Tuesday night at Plymouth Church in Shaker Heights, they returned to Northeast Ohio under the auspices of the Cleveland Chamber Music Society for a well-balanced program spanning a couple of centuries. If the lineup of works by Mozart, Schumann and Erwin Schulhoff seemed a little like a musical food pyramid (one quartet each from the Classical and Romantic eras, with a bit of exotic spice from the early 20th century), the total effect was satisfying, and demonstrated the quartet's ability to convincingly inhabit eclectic repertoire.
The Jerusalem Quartet has a warm and silken tone, which they deploy with a noteworthy nimbleness as they navigate the contrapuntal complexities of the various works they play.
That nimbleness served them especially well in Mozart's String Quartet in G major, K. 387, one of a number of such works that Mozart wrote in response to Haydn's Op. 33 quartets of 1781. Like the music of the Mannheim composers that had similarly inspired Mozart, Haydn's quartets represented a leap forward in the form, which in his hands became a musical conversation among equals.

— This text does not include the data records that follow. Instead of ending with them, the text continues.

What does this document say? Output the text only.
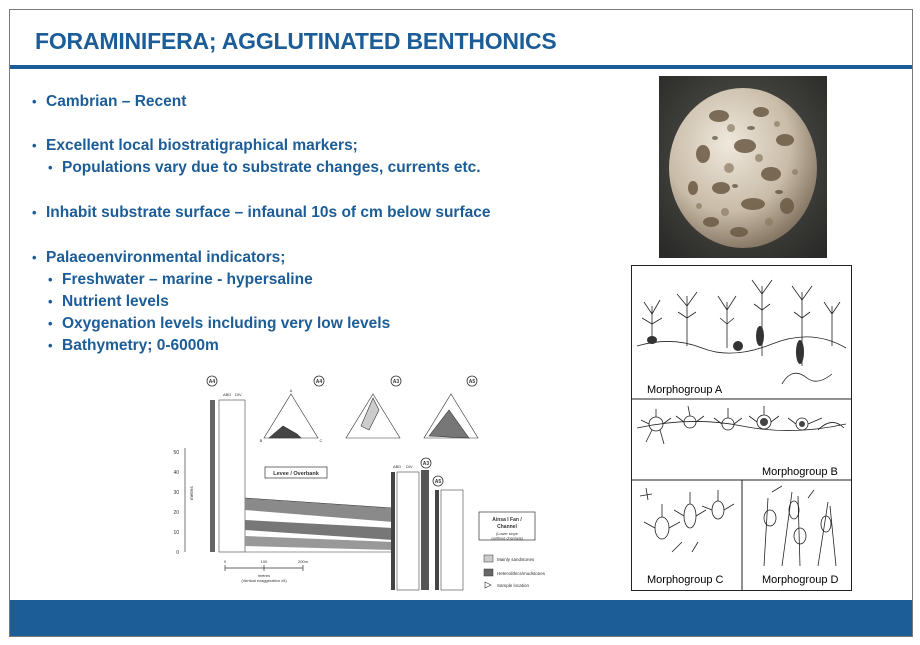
FORAMINIFERA; AGGLUTINATED BENTHONICS
• Cambrian – Recent
• Excellent local biostratigraphical markers;
• Populations vary due to substrate changes, currents etc.
• Inhabit substrate surface – infaunal 10s of cm below surface
• Palaeoenvironmental indicators;
• Freshwater – marine - hypersaline
• Nutrient levels
• Oxygenation levels including very low levels
• Bathymetry; 0-6000m
Morphogroup A
Morphogroup B
Morphogroup C	Morphogroup D
50
40
30
20
10
0
metres
A4
ABD DIV
Levee / Overbank
A4	A3	A5
A
B	C
A3
ABD DIV
A5
Ainsa I Fan /
Channel
(Lower slope
confined channels)
Mainly sandstones
Heterolithics/mudstones
Sample location
0	100	200m
metres
(Vertical exaggeration x5)
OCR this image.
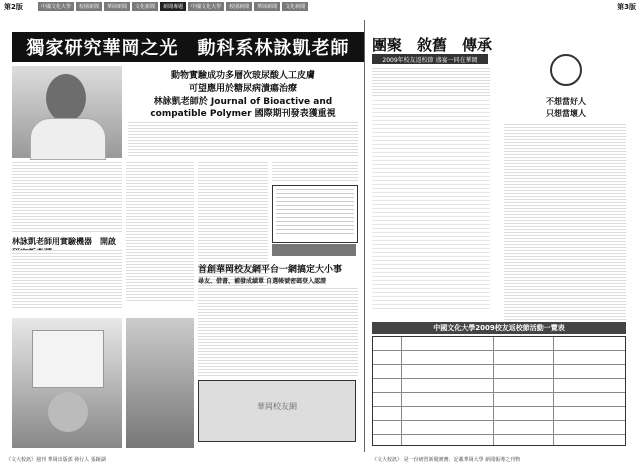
第2版	中國文化大學	校園新聞	華岡新聞	文化新聞	新聞專題	中國文化大學	校園新聞	華岡新聞	文化新聞	第3版
獨家研究華岡之光　動科系林詠凱老師
動物實驗成功多層次玻尿酸人工皮膚
可望應用於糖尿病潰瘍治療
林詠凱老師於 Journal of Bioactive and
compatible Polymer 國際期刊發表獲重視
林詠凱老師用實驗機器　開啟
首創華岡校友網平台一網搞定大小事
尋友、借書、補發成績單 自選帳號密碼登入認證
華岡校友網
團聚　敘舊　傳承
2009年校友返校節 盛宴一同在華岡
不想當好人
只想當壞人
中國文化大學2009校友返校節活動一覽表
《文大校訊》週刊 華岡出版部 發行人 張鏡湖	《文大校訊》 是一份研習新聞實務、記載華岡大學 新聞報導之刊物
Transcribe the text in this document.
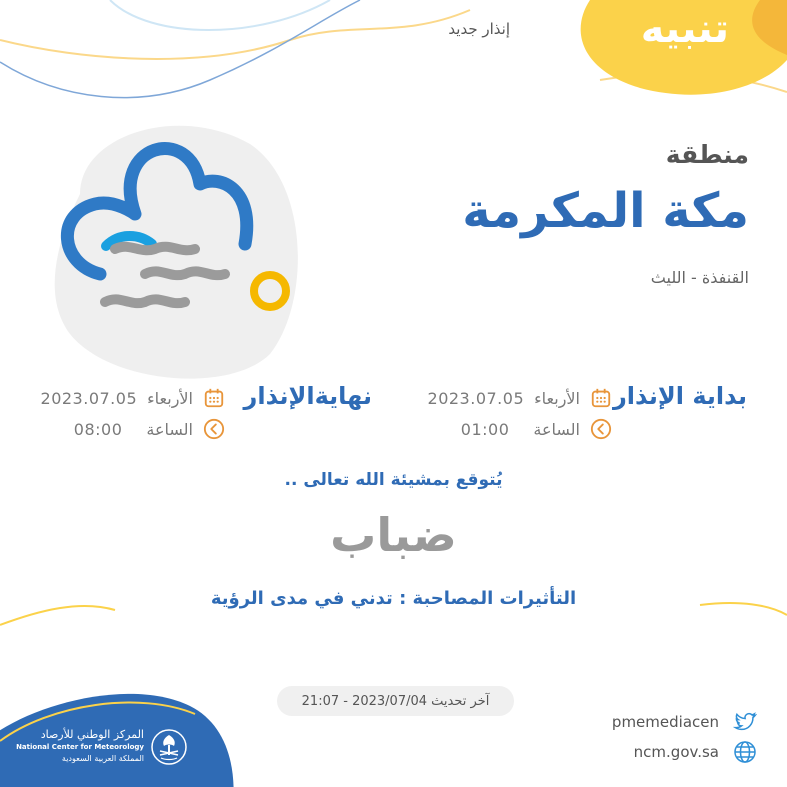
تنبيه
إنذار جديد
منطقة
مكة المكرمة
القنفذة - الليث
بداية الإنذار
الأربعاء
2023.07.05
الساعة
01:00
نهايةالإنذار
الأربعاء
2023.07.05
الساعة
08:00
يُتوقع بمشيئة الله تعالى ..
ضباب
التأثيرات المصاحبة : تدني في مدى الرؤية
آخر تحديث 2023/07/04 - 21:07
pmemediacen
ncm.gov.sa
المركز الوطني للأرصاد
National Center for Meteorology
المملكة العربية السعودية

The conversation in Mozart's G major quartet is both amiable and lively, and the Jerusalem Quartet's performance emphasized the individuality of each voice. Mozart gave the second violin much to do, and second violinist Sergei Bresler rose to the occasion; while violist Ori Kam, the newest member, displayed a strikingly rich tone in his parts: full-voiced and well-shaped, with a sound that Mozart, who himself preferred playing viola in chamber works, would have applauded.
The music of Erwin Schulhoff, a highly gifted Czech composer who was murdered by the Nazis, is heard with increasing frequency of late. His Five Pieces for String Quartet demonstrate why. At once challenging and exciting for both players and listeners, the five dance-inspired movements make great virtuosic demands on the ensemble, while expanding the artistic breadth of the dances well beyond their café origins.
The Jerusalem Quartet was superlative here, meeting Schulhoff's considerable demands with ease and aplomb. Especially effective was the fourth piece, Alla Tango Milonga, which, despite its gentle tango rhythm, was emotionally miles away from Argentina. The quartet played this sad little essay in longing with such feeling that the effect was magical.
Composers such as Mendelssohn, Schumann and Brahms, following upon the architectural monuments of Beethoven's string quartets, took a more symphonic approach to their own quartets, retaining the contrapuntal subtleties of the Classical era but putting the emphasis on the musical argument. Schumann's String Quartet in A major, Op 41 No, 3, exemplified this aptly.
It also afforded the Jerusalem Quartet the chance to display a protean ability to inhabit disparate sound-worlds. In their hands, Schumann's quartet was lively and sonically rich, and thanks to their cohesive approach (and no-nonsense tempos), played out rather like a single-movement work with four discrete sections.
The audience applauded long enough for the quartet to return with an encore, which in this case was the slow movement from Debussy's Quartet in G minor, rendered with such tonal sensitivity that it seemed a shame that the entire work was not being played.